Talks I am giving/have given recently

Cloud computing — the opportunities and challenges

Intelligent Assessments

[Anna Univ conference, Chennai, December 2012]
The growing popularity of e-learning —- more generally use of technology to enhance quality of education — has also been influencing assessments. Most learning management systems (e.g. moodle, sakai, etc) offer fairly sophisticated online testing systems. Specialised packages for assessments are also available. Online submission of assignments, framework for peer evaluation, automated gradebook, etc are some of the other gadgets one can easily find today. Given the power of computers, the opportunity for personalisation, and the rapidly growing world wide web and associated infrastructure, the path ahead is challenging and exciting. We will look at some of these in this talk.

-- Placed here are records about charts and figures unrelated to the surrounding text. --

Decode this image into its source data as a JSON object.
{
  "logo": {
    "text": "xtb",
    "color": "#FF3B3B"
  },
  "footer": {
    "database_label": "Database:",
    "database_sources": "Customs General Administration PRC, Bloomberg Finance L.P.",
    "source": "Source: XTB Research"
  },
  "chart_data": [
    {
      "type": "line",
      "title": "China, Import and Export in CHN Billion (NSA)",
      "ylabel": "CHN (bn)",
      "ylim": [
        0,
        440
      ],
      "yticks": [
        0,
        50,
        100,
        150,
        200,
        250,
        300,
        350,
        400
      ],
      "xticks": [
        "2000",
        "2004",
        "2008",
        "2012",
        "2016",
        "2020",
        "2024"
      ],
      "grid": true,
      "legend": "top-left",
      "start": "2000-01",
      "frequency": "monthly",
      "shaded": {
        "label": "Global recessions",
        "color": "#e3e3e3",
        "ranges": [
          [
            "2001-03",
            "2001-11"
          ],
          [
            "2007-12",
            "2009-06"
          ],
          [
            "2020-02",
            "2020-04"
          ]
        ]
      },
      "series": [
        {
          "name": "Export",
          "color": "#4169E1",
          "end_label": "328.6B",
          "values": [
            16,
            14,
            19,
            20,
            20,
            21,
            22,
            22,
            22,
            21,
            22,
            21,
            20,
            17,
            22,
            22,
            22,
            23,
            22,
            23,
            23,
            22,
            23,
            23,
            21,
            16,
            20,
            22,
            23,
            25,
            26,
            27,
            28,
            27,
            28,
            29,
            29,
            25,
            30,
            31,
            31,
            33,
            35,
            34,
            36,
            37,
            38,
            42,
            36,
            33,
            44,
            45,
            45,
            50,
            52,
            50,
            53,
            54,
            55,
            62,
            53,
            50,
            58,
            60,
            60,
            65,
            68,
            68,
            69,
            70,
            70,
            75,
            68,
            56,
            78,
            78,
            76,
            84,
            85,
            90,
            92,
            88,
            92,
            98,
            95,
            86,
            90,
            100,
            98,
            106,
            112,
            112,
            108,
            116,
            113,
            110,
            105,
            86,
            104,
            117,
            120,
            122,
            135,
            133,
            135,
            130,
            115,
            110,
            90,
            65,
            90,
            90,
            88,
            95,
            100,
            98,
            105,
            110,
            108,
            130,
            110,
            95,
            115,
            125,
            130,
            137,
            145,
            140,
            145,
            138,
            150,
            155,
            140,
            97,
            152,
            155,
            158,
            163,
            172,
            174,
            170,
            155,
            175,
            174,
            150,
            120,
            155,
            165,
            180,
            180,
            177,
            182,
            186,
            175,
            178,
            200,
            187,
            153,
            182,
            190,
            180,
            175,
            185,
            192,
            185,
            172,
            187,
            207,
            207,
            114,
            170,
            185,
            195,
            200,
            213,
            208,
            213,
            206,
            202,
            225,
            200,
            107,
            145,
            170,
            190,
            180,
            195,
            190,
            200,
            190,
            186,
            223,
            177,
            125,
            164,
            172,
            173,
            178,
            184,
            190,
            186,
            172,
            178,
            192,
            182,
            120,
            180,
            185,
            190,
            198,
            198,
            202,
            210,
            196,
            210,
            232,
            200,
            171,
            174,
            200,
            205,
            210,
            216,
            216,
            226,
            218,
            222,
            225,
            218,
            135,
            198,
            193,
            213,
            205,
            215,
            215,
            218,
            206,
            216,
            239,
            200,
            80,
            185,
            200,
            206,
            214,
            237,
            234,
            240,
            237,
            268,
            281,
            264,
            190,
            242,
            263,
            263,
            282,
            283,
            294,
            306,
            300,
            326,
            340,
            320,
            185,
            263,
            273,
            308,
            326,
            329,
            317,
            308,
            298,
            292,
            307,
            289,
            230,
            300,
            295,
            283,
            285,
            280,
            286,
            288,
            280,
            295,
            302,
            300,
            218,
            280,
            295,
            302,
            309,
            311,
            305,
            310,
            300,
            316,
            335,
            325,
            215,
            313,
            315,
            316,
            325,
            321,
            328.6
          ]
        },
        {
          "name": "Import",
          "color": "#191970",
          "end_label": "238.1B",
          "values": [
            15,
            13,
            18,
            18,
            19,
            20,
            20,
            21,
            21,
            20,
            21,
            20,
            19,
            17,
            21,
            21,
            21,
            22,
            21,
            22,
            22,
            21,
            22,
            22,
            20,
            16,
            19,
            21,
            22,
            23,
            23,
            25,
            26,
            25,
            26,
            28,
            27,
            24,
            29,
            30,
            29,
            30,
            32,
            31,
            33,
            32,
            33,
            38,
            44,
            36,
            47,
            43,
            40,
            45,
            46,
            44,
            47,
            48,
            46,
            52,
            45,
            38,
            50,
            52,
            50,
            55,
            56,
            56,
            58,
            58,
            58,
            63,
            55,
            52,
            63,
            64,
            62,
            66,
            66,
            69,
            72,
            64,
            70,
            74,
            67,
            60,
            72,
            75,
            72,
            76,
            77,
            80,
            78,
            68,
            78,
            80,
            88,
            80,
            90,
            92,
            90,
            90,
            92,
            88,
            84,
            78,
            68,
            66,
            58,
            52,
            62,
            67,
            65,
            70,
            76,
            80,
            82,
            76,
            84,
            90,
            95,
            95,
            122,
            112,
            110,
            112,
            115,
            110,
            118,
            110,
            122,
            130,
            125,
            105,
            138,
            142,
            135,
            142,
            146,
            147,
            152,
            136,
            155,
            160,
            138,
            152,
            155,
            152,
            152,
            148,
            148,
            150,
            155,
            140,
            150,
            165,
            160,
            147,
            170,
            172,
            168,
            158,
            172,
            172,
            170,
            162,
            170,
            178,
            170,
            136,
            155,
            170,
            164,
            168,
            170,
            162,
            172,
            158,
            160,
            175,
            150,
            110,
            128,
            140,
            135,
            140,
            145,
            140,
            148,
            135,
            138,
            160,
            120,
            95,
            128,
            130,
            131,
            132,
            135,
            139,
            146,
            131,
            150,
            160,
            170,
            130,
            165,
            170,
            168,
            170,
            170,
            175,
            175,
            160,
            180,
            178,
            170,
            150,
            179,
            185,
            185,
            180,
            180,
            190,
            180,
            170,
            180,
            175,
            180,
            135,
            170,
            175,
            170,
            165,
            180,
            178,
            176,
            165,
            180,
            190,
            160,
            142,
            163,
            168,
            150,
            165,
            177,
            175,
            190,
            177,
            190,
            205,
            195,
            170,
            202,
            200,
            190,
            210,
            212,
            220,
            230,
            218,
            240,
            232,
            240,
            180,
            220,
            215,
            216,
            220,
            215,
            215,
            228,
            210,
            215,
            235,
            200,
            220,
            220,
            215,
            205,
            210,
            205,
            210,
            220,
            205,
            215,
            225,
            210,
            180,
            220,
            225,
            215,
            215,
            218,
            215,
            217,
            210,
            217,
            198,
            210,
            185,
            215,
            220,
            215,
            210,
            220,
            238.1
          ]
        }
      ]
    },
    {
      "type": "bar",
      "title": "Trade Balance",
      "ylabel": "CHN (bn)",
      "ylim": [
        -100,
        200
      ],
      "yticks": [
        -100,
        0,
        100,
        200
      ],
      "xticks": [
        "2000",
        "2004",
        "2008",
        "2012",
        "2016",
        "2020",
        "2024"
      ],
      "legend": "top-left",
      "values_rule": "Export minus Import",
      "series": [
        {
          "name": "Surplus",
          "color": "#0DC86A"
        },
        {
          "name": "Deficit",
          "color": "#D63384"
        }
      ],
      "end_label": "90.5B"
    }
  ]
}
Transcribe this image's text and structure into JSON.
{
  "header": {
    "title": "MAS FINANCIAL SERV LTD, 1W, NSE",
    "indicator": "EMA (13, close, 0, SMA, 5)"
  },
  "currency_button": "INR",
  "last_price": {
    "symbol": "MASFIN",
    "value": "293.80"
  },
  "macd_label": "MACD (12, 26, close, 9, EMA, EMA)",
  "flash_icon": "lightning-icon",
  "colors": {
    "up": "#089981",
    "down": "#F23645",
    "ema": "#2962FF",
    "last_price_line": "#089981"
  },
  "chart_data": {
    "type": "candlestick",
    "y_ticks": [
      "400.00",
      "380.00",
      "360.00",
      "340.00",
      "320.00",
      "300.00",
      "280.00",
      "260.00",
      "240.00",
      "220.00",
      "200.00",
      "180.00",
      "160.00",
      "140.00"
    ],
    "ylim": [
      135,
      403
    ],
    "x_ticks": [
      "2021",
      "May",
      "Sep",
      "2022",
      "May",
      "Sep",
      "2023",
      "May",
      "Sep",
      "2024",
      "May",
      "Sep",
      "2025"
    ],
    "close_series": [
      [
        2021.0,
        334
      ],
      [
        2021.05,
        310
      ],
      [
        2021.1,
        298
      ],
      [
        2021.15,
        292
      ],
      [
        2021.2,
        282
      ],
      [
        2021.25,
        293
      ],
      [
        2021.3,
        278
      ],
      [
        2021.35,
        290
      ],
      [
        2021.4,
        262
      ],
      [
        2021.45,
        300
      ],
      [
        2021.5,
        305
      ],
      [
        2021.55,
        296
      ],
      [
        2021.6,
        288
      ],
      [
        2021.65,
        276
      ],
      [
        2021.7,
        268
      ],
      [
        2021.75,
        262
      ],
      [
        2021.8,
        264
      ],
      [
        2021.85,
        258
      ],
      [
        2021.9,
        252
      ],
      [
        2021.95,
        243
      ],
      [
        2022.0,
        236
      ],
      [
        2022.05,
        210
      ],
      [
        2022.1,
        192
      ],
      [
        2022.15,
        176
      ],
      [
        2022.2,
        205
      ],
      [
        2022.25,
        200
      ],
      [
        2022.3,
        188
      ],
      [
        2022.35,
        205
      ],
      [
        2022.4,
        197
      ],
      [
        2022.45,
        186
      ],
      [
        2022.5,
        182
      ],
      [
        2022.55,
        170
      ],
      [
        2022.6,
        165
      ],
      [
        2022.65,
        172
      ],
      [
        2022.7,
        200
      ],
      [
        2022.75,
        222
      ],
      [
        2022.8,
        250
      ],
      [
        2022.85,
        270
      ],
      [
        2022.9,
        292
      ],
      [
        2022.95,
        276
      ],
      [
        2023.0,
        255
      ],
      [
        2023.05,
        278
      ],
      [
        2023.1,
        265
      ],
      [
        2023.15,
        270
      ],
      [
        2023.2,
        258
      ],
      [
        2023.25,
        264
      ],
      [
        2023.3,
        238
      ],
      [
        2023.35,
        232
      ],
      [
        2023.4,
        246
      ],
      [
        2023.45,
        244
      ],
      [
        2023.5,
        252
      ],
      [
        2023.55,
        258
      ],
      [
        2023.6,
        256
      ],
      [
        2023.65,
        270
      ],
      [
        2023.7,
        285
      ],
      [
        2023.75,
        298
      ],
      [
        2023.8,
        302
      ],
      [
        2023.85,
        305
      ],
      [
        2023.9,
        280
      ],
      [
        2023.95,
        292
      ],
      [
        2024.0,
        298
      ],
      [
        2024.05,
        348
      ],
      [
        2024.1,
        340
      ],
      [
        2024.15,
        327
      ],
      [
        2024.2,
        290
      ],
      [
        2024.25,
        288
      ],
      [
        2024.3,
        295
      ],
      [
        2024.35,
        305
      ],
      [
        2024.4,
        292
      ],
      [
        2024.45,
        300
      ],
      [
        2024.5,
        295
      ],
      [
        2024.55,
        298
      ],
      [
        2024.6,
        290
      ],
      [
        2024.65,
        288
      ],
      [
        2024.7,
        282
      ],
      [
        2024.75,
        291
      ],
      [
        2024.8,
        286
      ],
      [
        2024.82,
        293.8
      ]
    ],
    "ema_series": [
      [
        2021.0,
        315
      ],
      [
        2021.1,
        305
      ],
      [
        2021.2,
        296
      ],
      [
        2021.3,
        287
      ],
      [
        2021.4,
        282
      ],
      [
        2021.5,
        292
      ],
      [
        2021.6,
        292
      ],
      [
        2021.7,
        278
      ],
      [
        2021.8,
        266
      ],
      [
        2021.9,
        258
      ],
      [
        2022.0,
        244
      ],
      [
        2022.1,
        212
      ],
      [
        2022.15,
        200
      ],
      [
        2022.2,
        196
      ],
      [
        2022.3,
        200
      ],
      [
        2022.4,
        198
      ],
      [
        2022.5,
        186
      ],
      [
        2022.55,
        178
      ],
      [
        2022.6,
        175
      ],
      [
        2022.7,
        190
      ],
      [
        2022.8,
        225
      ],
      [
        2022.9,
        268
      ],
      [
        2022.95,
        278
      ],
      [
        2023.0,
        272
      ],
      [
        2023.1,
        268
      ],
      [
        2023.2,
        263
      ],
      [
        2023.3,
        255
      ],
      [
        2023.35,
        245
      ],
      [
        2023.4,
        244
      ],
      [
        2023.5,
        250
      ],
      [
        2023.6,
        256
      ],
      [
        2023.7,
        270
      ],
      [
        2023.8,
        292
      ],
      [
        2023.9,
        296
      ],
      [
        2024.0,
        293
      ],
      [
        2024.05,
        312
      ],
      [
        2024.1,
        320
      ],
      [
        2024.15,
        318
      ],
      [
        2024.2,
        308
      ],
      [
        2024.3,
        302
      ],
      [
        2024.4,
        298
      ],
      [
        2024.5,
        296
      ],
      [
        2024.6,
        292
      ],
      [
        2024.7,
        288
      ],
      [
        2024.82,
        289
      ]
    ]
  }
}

Assessment of subjective examination questions is one of the fascinations, looking for mechanisms to help teacher assess long answer questions ranging from 1-2 sentences to multiple pages. Automated question generation is another interesting challenge — covering a spectrum of options from single sentence based questions to subjective questions, and template based questions to open questions. A third aspect is evaluating the quality and suitability of an assessment instrument. This is also an interesting issue covering student fairness, syllabus fairness, expectation fairness, scenarion fairness. The scenario fairness, for example, involves appropriateness of the instrument in the target scenario — open/closed book, written/oral, duration, etc. We will be looking at some of these issues in this talk.

Personalisation of Education

[Royal College Workshop, Mumbai, December 2012]
Use of technology in education, to enhance the teaching-learning process is now spreading to newer dimensions and technologies. Though, we, in India, are still in the early days struggling with PPTs and Learning management systems, a number of aspects including online lectures (e.g. coursera), assessments and collaboration are today feasible and are widely used. With personalised access to computing becoming feasible through laptops, smartphones, etc, personalised tutoring is an active area of interest. This offers a number of educational, pedagogic and technological challenges. Personalisation means choosing right topic, right type of content, right type of intervention, etc while teaching. We will look at two major aspects of this trend in this talk.

First, we look at adaptive instruction where the focus is in capturing and maintaining a detailed learner profile and always choosing an appropriate type of learning resource, keeping in mind his prior knowledge, academic goals, learning style, etc. We discuss based on the Anurup, the adaptive instruction delivery system, project in CDAC Mumbai. Second, we look at building intelligent tutoring systems where the focus is on tutoring a learner on a specific topic (e.g. factorisation, inflection of verb in Marathi) through a set of suitably chosen problem scenarios. The approach is constructivist, enabling the learner to explore, with the teacher observing and intervening meaningfully. This involves formalising and understanding a number of aspects of teaching-learning process and building computer models of them. We look at a set of examples from teaching how to compute LCM, to teaching Marathi, and expose the challenges and excitements of the journey.

Adaptive Instruction - a Review

[Invited talk in T4E Hyderabad]

Personalised instruction delivery – issues and challenges

Personalisation with minimal human intervention is an exciting challenge for most of the industries, as it provides individual attention without high investment on human resources. It attracts the customers as they receive solutions tailored to their profiles. The field of education has not been an exception. In the field of education, however, the challenges are many. What can one personalise? What is worth personalising? On what basis is the personalisation to happen? How reliably can one measure that property/attribute? How technologically feasible are the various types of personalisation? And so on are among the many questions that are relevant. CDAC Mumbai (Kharghar) has been working on instruction personalisation for a while and has built a system called Anurup. The team there has also been looking intelligent interventions in tutoring, which is an extreme scenario for personalisation. This talk will look at the various aspects of personalisation, review some of the interesting work in this area, and reflect on the path and challenges ahead.